A democracia e o respeito às liberdades civis são essenciais para sociedades justas e igualitárias. No entanto, muitos países da América Latina enfrentam desafios crescentes nesses aspectos. Um recente estudo da Freedom House identificou os países com as piores classificações na região e apontou uma nação que se destaca como referência em liberdade e estabilidade democrática.
Avaliação global da democracia e das liberdades civis
A Freedom House, uma organização não governamental com sede nos Estados Unidos, publica anualmente o Índice de Liberdade Global, analisando 208 países e territórios. Segundo o relatório de 2024, a Finlândia lidera o ranking com uma pontuação perfeita de 100, seguida de perto por Suécia e Noruega, ambas com 99 pontos.
Na América, o Canadá se destaca com 97 pontos, enquanto o Uruguai é o país latino-americano com maior liberdade, alcançando 96 pontos. Em contrapartida, diversas nações da região figuram entre as piores avaliações, refletindo severas restrições democráticas e limitações aos direitos fundamentais.
Critérios de avaliação do Índice de Liberdade Global
A Freedom House baseia seu ranking em uma metodologia que combina pontuações numéricas e análises descritivas. A pesquisa segue princípios estabelecidos na Declaração Universal dos Direitos Humanos da ONU, avaliando direitos políticos e liberdades civis de cada país.
“A liberdade de todas as pessoas é melhor garantida em sociedades democráticas e liberais. Esses padrões devem ser aplicados universalmente, independentemente da localização geográfica, composição étnica ou nível de desenvolvimento econômico“, destaca a instituição no relatório.

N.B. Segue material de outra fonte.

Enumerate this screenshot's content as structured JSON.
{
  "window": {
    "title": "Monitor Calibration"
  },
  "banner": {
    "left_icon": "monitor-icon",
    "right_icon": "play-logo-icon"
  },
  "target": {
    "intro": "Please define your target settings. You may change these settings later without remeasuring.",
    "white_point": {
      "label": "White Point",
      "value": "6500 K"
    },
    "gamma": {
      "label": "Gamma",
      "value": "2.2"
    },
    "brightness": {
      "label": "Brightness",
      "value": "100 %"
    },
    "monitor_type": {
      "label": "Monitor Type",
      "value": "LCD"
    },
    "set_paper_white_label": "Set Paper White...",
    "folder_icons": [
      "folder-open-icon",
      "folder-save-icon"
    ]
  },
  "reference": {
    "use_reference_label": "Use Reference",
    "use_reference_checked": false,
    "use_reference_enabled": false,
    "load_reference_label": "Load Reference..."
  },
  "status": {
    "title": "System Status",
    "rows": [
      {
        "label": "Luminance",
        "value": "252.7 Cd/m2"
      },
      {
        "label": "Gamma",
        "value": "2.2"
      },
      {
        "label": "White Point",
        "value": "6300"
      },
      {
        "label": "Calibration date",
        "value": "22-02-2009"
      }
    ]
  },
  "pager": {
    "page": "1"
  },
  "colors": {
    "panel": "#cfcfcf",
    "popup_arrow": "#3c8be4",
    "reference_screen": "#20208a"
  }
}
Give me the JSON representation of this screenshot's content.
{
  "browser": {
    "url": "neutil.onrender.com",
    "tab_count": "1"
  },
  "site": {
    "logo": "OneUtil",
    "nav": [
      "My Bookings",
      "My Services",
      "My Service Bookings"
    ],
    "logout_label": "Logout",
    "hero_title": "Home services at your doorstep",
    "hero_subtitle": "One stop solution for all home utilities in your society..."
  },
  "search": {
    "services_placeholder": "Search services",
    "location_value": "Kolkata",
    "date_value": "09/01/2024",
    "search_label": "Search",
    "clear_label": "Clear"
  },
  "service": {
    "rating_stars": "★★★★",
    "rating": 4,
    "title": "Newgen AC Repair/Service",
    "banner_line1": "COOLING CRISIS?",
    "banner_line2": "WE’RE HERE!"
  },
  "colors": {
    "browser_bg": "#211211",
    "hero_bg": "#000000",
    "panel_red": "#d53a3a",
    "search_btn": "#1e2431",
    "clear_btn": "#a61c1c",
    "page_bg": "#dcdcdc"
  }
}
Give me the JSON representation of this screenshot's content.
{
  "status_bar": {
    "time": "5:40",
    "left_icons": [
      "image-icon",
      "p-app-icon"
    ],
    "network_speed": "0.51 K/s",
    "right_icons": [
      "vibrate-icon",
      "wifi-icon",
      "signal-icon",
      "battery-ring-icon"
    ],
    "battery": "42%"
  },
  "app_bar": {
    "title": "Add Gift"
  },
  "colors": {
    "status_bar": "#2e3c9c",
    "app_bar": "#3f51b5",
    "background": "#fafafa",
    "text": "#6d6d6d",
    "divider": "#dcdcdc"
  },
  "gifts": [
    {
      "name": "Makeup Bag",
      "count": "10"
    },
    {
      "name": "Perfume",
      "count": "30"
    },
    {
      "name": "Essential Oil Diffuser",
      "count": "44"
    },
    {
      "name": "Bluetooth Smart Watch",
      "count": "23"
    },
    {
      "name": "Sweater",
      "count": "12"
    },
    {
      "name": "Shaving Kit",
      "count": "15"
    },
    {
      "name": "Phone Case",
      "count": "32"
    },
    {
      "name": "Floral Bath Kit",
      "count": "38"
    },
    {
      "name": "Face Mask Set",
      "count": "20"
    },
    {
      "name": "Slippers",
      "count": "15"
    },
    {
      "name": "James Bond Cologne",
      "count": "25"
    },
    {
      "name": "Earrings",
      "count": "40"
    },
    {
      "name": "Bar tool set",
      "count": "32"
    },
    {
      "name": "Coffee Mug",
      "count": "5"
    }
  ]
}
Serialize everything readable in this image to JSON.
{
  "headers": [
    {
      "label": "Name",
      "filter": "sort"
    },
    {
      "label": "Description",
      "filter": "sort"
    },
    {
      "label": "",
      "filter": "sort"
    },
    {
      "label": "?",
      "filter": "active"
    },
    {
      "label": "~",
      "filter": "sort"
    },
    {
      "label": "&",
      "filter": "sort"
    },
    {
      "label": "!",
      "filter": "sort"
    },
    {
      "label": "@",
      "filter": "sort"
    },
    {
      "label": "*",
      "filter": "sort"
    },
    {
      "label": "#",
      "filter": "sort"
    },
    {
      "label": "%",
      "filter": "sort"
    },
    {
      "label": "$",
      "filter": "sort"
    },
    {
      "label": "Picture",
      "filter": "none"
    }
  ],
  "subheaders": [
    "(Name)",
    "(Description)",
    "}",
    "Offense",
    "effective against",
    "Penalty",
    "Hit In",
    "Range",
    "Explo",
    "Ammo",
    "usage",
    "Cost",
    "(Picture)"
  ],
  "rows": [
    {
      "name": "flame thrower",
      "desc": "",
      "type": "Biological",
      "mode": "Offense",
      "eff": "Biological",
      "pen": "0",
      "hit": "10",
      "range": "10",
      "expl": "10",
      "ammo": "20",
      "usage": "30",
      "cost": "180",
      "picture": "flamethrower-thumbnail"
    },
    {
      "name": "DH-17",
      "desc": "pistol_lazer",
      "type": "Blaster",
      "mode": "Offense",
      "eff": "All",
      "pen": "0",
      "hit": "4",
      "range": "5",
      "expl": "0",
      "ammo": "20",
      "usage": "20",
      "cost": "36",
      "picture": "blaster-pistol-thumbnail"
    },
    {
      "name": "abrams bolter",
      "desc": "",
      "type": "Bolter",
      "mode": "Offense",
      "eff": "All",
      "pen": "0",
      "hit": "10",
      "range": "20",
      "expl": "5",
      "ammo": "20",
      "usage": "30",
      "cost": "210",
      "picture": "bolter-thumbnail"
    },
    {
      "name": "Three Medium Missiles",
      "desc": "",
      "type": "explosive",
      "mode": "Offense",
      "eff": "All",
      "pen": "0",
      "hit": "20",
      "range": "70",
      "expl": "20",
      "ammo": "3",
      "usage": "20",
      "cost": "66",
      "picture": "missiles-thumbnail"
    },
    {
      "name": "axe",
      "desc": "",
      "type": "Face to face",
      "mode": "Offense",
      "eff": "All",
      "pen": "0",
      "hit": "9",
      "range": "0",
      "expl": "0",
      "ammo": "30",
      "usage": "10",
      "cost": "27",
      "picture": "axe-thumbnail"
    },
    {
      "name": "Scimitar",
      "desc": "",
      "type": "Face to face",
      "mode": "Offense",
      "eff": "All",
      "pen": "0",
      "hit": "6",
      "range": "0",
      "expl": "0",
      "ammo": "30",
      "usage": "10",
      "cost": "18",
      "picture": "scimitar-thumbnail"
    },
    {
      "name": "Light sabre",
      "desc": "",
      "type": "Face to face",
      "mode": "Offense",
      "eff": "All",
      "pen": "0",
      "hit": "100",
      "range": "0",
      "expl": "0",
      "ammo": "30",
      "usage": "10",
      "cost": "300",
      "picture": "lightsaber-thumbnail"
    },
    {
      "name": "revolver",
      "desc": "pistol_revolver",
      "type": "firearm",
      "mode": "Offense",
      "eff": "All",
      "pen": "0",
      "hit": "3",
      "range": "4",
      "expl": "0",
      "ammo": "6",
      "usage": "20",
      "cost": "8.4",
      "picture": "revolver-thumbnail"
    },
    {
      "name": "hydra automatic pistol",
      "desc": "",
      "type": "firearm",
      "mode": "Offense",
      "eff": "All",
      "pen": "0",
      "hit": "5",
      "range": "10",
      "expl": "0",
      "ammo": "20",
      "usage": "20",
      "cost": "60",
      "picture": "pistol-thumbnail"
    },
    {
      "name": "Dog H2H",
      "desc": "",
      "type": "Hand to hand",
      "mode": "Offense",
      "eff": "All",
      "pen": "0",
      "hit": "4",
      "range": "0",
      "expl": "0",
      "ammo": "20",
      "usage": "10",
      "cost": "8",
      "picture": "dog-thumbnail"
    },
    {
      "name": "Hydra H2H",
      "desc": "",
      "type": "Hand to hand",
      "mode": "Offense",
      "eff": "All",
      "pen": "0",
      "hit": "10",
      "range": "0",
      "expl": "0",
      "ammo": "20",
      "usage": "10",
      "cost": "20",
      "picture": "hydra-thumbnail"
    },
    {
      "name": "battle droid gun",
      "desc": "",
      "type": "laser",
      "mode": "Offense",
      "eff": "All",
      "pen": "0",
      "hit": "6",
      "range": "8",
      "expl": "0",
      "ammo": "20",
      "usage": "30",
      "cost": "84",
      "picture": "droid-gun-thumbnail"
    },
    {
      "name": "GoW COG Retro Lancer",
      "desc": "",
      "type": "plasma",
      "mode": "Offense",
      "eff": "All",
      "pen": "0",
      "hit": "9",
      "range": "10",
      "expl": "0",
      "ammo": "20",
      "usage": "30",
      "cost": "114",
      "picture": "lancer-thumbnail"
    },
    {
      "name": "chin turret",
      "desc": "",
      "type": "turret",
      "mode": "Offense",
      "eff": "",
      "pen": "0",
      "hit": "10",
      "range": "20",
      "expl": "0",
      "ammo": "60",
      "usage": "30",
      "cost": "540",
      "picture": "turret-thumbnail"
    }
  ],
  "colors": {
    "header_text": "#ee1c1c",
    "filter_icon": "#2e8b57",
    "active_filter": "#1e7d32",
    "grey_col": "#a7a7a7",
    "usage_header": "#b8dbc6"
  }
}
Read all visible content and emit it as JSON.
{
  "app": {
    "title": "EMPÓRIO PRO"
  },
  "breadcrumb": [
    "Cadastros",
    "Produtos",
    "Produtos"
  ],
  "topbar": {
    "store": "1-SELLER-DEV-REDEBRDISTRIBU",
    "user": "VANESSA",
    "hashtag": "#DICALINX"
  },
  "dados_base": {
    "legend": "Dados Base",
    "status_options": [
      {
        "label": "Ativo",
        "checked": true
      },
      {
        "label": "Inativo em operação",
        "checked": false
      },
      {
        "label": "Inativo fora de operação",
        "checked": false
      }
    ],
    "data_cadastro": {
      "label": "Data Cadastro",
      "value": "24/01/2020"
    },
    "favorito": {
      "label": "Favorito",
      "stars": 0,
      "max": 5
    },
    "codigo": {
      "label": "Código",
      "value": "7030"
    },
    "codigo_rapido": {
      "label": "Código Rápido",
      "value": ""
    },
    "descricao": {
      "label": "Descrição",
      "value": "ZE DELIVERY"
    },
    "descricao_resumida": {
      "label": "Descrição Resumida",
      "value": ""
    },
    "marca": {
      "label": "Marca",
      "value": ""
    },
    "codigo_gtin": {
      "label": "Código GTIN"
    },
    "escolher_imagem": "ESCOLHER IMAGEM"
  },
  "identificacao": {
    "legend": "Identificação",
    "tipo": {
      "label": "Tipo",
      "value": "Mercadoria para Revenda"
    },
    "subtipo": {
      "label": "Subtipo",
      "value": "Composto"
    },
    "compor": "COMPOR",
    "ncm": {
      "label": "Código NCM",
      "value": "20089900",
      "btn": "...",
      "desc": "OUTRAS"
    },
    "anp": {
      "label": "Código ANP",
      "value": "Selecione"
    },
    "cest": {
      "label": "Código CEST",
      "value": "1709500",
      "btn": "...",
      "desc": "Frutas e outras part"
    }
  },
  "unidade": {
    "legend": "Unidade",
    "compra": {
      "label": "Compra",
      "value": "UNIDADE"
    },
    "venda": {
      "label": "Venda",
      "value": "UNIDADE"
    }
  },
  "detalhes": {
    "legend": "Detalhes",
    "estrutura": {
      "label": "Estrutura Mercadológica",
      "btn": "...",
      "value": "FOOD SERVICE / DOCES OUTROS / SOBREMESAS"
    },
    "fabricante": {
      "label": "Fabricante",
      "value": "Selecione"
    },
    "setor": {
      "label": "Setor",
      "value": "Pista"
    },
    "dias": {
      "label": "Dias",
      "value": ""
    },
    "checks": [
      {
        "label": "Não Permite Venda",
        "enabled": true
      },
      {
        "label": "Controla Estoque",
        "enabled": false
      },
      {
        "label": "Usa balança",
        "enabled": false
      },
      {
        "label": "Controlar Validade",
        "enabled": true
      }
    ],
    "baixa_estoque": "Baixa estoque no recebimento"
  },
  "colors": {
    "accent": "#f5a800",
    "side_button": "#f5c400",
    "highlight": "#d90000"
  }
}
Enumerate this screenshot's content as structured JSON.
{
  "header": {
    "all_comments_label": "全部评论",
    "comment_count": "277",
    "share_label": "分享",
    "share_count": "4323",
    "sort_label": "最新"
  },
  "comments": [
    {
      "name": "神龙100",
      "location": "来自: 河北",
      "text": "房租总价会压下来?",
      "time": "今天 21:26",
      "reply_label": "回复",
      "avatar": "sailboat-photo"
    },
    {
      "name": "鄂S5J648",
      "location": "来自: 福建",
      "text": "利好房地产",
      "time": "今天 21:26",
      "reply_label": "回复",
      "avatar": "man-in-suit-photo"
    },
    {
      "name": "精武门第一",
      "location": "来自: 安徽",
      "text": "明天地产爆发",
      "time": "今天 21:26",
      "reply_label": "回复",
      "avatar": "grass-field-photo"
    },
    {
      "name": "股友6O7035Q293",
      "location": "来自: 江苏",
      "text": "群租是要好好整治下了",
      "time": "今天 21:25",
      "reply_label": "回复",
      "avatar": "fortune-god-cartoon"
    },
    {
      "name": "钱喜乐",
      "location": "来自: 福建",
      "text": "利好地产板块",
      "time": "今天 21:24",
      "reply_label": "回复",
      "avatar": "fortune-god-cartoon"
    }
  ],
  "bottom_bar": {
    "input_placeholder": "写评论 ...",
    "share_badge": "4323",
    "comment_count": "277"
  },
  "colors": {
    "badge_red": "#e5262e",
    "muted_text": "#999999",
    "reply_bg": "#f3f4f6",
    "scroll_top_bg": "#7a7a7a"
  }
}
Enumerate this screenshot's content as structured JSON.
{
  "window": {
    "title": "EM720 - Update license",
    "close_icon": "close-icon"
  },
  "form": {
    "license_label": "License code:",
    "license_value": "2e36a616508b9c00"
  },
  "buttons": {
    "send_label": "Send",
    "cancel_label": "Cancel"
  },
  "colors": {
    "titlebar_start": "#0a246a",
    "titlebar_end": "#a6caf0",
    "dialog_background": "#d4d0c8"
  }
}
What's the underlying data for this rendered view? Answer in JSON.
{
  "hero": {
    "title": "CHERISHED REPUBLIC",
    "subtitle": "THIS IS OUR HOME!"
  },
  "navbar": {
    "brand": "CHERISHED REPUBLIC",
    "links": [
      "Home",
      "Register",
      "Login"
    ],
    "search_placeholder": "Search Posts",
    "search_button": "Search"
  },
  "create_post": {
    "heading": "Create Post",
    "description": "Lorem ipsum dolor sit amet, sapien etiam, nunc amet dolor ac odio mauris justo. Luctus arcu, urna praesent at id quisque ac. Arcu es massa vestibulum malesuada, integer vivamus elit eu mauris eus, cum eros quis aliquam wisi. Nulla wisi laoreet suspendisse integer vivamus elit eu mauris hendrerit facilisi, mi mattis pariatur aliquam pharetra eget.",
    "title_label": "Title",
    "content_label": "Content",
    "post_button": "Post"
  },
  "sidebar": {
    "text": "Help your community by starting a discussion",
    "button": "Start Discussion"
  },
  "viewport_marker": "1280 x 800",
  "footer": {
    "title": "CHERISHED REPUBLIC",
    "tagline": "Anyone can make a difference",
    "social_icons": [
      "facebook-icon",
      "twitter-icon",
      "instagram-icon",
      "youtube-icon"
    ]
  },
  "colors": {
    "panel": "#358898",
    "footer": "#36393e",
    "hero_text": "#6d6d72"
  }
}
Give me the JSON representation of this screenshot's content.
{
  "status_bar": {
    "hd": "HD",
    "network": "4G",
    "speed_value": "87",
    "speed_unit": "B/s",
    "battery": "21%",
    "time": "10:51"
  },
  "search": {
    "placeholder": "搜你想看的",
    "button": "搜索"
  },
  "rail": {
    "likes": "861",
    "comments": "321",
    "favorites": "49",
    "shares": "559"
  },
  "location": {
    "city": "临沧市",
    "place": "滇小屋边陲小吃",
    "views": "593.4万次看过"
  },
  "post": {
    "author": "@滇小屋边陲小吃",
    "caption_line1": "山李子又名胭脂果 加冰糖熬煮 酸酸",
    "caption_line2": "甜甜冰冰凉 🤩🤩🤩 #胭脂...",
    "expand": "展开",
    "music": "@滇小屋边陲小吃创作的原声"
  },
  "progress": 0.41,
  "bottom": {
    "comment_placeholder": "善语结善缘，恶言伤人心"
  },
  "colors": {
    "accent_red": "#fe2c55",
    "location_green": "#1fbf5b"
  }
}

Os países menos livres da América Latina
O Índice de Liberdade Global 2024 aponta Cuba, Venezuela, Nicáragua e Haiti como os países latino-americanos com os piores níveis de liberdade. Essas nações apresentam sérias restrições aos direitos políticos e civis.
Cuba obteve apenas 1 ponto em direitos políticos (de um total de 40) e 9 pontos em liberdades civis (de 60), resultando em uma pontuação total de 10 em 100. Isso representa um retrocesso em relação ao ano anterior, indicando um aumento das restrições impostas pelo governo de Miguel Díaz-Canel.
A Venezuela, com 13 pontos no total, é o segundo país menos livre da região. No quesito direitos políticos, a nação obteve 0 pontos, refletindo a crise institucional e a falta de transparência nas eleições. Em 2023, o país havia registrado 15 pontos, mostrando uma deterioração contínua.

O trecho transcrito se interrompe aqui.